Published on Thursday, August 26, 2004 by USA Today
New York's Central Park has long been the logical place for mass gatherings, with its sprawling Great Lawn and, well, central location. In 1991, singer Paul Simon drew 750,000 there. In 1995, Pope John Paul II celebrated a mass that drew more than 130,000. And in 1997, country singer Garth Brooks played to a crowd of 250,000.
But political assemblies on the eve of the Republican National Convention appear to be taboo. This week, city officials persuaded a federal judge to keep the park off limits Saturday to a protest rally by 75,000 people jointly sponsored by an Arab-American coalition and an anti-war group. And a state judge sided with the city Wednesday in barring a 250,000-person rally in the park Sunday to protest President Bush's policies. She said sponsors were reneging on an earlier agreement to hold the rally elsewhere.
Believe it or not, one of the city's chief concerns is that the protesters will tear up the Great Lawn, refurbished in 1997 for more than $18 million. In fact, the judge who banned Saturday's protest cited the organizers' failure to provide adequate plans to prevent damage to the grass.
Worries about trampling on the city's grass are a weak excuse for treading upon Americans' First Amendment right to assemble to protest their government.
Such misplaced concerns aren't limited to Republicans. At July's Democratic convention in Boston, protesters were confined to a fenced-off area that resembled a cage.
In New York, the city originally tried to banish major protests to Queens, miles from the convention.

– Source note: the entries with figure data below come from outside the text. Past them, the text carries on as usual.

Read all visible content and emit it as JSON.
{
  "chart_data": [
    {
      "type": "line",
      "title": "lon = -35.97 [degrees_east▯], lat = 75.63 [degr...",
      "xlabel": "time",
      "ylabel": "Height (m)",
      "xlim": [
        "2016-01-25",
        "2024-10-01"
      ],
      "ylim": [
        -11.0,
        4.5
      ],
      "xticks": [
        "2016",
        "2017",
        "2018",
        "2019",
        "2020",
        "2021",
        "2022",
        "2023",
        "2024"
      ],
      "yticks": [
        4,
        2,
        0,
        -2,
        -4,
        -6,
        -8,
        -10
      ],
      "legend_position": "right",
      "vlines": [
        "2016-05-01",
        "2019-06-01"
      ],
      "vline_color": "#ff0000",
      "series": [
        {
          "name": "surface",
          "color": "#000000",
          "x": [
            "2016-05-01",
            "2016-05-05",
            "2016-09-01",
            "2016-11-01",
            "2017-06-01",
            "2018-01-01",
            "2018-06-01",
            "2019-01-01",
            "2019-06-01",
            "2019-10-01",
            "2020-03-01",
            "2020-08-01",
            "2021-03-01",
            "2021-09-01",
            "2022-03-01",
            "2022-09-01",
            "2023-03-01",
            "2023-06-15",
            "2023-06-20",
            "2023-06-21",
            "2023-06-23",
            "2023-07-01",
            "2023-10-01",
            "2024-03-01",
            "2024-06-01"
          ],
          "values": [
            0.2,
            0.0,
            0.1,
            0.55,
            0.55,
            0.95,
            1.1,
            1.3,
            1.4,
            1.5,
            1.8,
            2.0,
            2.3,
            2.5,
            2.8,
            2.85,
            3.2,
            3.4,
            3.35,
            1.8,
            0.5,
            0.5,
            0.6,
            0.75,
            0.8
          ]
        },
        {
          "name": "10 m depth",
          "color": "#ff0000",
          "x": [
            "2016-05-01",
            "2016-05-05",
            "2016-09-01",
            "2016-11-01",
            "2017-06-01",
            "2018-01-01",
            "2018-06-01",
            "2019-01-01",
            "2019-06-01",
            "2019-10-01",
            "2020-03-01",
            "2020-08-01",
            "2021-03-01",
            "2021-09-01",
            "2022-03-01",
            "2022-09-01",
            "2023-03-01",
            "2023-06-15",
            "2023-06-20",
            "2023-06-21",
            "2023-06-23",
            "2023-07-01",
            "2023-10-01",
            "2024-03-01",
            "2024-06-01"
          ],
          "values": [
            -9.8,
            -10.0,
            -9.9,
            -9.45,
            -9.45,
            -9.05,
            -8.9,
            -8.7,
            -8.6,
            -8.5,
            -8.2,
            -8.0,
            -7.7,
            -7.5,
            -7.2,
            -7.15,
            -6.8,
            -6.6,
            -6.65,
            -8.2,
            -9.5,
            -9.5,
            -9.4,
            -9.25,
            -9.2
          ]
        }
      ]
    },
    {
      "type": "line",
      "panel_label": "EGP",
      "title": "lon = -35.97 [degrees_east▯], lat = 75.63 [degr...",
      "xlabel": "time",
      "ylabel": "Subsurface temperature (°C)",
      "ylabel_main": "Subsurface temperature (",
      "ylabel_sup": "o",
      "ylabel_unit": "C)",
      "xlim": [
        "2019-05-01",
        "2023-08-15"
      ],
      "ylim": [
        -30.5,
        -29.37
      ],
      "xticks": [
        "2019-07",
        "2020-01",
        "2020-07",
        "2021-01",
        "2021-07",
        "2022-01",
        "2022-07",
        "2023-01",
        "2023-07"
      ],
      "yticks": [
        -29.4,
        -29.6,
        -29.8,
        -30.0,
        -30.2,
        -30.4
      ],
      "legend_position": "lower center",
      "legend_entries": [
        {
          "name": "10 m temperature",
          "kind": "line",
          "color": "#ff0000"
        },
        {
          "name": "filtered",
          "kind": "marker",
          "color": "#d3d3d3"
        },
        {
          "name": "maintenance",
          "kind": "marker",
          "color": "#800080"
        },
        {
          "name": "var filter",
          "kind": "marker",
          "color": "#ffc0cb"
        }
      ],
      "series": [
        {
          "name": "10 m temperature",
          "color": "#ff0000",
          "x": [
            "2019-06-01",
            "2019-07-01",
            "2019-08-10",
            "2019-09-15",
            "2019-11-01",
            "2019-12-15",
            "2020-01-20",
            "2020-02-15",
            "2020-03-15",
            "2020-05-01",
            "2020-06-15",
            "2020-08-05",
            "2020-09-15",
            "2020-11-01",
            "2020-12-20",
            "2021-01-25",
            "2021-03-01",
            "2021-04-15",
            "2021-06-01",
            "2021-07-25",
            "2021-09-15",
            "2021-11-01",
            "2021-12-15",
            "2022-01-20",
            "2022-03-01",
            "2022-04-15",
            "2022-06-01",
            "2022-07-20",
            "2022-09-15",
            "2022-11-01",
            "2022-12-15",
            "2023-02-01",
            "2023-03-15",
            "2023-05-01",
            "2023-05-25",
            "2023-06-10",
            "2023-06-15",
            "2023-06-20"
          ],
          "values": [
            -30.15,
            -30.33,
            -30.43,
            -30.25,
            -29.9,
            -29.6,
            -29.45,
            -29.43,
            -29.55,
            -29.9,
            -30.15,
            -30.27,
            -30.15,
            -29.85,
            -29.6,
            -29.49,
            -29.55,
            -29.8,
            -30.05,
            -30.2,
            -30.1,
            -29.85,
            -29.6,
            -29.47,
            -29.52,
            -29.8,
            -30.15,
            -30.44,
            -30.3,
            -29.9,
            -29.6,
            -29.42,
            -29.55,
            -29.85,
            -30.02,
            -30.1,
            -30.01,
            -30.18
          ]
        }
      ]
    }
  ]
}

When that idea went over badly, officials insisted that Sunday's rally take place on a blocked-off section of a highway along the Hudson River. Sponsors said they would cancel the rally if they couldn't use the park, raising the specter of thousands of frustrated marchers surging around Manhattan with no place to go.
That's why New York would be wise to make the park available. Mass rallies in Washington are usually held on the National Mall — despite the wear and tear on its grass — to give protesters a place to voice their grievances without spilling into the streets.
Last week, Mayor Michael Bloomberg made a big deal of offering discounts on food, hotels and various entertainment options, even the Museum of Sex, to protesters who would agree to play nice — and wear buttons identifying themselves as "peaceful political activists." That was the day after he showed his disdain for the rights of Bush critics, saying that if people "start to abuse our privileges, then we lose them."
But even in a war on terror, political protest is not a "privilege." It's a basic right.
"The right of the people peaceably to assemble, and to petition the government for a redress of grievances," is part of the Bill of Rights, which the Founders drafted more than two centuries ago to persuade the states to ratify the Constitution.
If Bloomberg has forgotten that, regrettably, he has plenty of company. In a nationwide poll conducted earlier this year for the Freedom Forum's First Amendment Center and American Journalism Review, only 10% of respondents could name the right of assembly and free association as one of those guaranteed by the First Amendment.
After the oppression of British colonial rule, those were among the rights the Revolution was fought for. They're still worth defending. Protecting municipal grass is a thin excuse for mowing down those rights.